The minutes will be released at 2 p.m. EDT (1800 GMT) and in key ways have been superseded by developments since then. The meeting took place when concern over the economic fallout from changes in global trade and tariff policy was intense, stoked by President Donald Trump's announcement in early April of massive new import taxes.

A week later the most aggressive of the new tariffs had either been lowered or postponed in announcements by Trump that reduced pressures that had been driving bond yields sharply higher, buoyed a sinking stock market, and led analysts who regarded a U.S. recession as a near certainty in a high-tariff world to upgrade their growth forecasts.

Still, the minutes are likely to show policymakers wrestling as much with uncertainty as with the negative outlook from early May, and the erratic nature of administration policymaking - Trump from this past Friday to Sunday announced then postponed steep new taxes on European imports - hasn't changed.

"I've been describing this as driving through fog," Richmond Fed President Tom Barkin said Tuesday on Bloomberg Television. "It's just very hard."

Barkin said that data for the year so far shows the economy on the same path as it has been, with reasonably low unemployment and inflation easing to the Fed's 2% target.

But there are competing narratives, he and other policymakers say, that see a new jump in inflation in coming months as tariffs take hold, or rising joblessness as widespread uncertainty and rising costs fuel a slowdown, or even a toxic combination of both.

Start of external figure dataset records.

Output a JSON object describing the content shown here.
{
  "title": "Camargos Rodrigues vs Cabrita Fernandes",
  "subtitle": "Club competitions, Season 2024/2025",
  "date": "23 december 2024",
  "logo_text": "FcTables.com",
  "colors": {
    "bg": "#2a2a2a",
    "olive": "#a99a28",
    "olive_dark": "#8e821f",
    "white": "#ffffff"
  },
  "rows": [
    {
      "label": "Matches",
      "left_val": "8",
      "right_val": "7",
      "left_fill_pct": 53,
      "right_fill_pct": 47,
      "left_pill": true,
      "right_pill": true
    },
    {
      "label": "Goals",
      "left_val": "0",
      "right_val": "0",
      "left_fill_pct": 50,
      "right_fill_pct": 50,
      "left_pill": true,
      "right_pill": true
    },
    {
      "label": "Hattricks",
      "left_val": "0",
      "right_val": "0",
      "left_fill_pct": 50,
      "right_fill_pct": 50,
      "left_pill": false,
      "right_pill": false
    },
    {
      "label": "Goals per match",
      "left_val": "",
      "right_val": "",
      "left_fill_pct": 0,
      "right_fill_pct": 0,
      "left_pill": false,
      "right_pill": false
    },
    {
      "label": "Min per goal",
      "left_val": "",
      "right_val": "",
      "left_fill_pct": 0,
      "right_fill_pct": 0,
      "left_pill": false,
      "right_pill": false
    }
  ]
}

Until it is clear which way the economy pivots under the influence of shifting global trade rules, the Fed has little reason to alter the 4.25% to 4.50% policy interest rate it has maintained since December.

"Published data shows an economy very much on the same trajectory that we've been on for the last year or two. Low unemployment, inflation settling toward target," Barkin said.

"I could describe how some of these forces, like tariffs, might be inflationary. I can describe how other forces, like lower gas prices, might be disinflationary," he said. "Less government spending might be less employment...People who haven't hired for 18 months, if spending continues, might need to start hiring. So I'm waiting to see what happens."

Fed staff have been trying to estimate the likely impact of different tariff rules in a series of studies that may get mention in the minutes if they were presented to policymakers as part of the discussion around the economic outlook.

But even those reports are contingent on the assumptions made about final tariff levels, something likely to remain unknown at least until July when a 90-day reprieve on the stiffest import taxes expires. Market optimism about the final outcome of the trade debate has been based on an expectation that negotiated deals with lower levies will by then have been approved.

Even then it may take months more for the Fed to know how the economy is responding. Investors now anticipate the Fed holding the policy rate steady at the June and July meetings, but cutting a quarter point in September and again in December.

"Until we know more about how this is going to settle out and what the economic implications are for employment and for inflation, I couldn’t confidently say that I know what the appropriate path will be," Powell said at a May 7 press conference at the end of the Fed's meeting.